Overview
Morphine is often called ‘God’s own medicine’ because it relieves intense pain. Isolated in 1805, it became widely used after the syringe was invented. While injectable morphine caused high addiction, the oral tablet is safer and cheaper.
Key Developments
- 2001: The Union Health Ministry relaxed rules, allowing a single State Drug Control Office to approve RMI status for tablet morphine. Kerala and Tamil Nadu led the change.

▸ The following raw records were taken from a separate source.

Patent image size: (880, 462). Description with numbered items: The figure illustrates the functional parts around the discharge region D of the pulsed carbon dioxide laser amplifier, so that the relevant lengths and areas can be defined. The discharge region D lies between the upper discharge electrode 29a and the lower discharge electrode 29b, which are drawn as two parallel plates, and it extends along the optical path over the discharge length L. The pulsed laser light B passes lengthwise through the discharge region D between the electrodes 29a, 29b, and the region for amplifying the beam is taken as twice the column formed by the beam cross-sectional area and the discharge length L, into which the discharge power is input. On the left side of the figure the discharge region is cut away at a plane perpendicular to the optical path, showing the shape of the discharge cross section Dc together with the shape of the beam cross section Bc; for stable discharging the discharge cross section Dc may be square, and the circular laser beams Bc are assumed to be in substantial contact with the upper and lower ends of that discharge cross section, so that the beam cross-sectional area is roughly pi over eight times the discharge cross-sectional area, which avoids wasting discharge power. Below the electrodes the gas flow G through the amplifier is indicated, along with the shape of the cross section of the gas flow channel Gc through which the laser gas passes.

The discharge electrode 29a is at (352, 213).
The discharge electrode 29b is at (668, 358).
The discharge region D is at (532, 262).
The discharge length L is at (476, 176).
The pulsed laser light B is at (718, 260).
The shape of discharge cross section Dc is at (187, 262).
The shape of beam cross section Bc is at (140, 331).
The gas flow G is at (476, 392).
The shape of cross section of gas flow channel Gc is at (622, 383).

- 2014‑2015: Amendments created the category of ENDs. Only the State Drug Controller now needs to approve RMIs for ENDs.
- 2021‑2026: Most Indian states have adopted the tablet form, making it widely available and inexpensive.
Important Facts
- After the NDPS Act of 1985, morphine consumption fell 92 % in 13 years, leaving India with the lowest global usage.
- Oral tablets provide about one‑third the potency of injectables but can be titrated without a dose ceiling until pain is controlled.
- Side‑effects such as constipation and nausea are easily managed with standard medicines.
- The WHO Step‑Ladder of 1986 still guides pain management.
Exam Relevance
The morphine story touches several GS papers. It illustrates health policy formulation (GS3), the role of legislative reforms under the NDPS Act (GS2), and the ethical imperative of palliative care (GS4: Ethics). Understanding how palliative care integrates with public health helps answer questions on disease burden and health‑system strengthening.
Way Forward
- Increase awareness among doctors about the low addiction risk of oral Morphine tablets.
- Streamline the RMI licensing process to a single‑window system at the state level.
- Conduct regular training on ENDs handling and palliative‑care protocols.
- Monitor consumption data to ensure adequate supply without fostering misuse.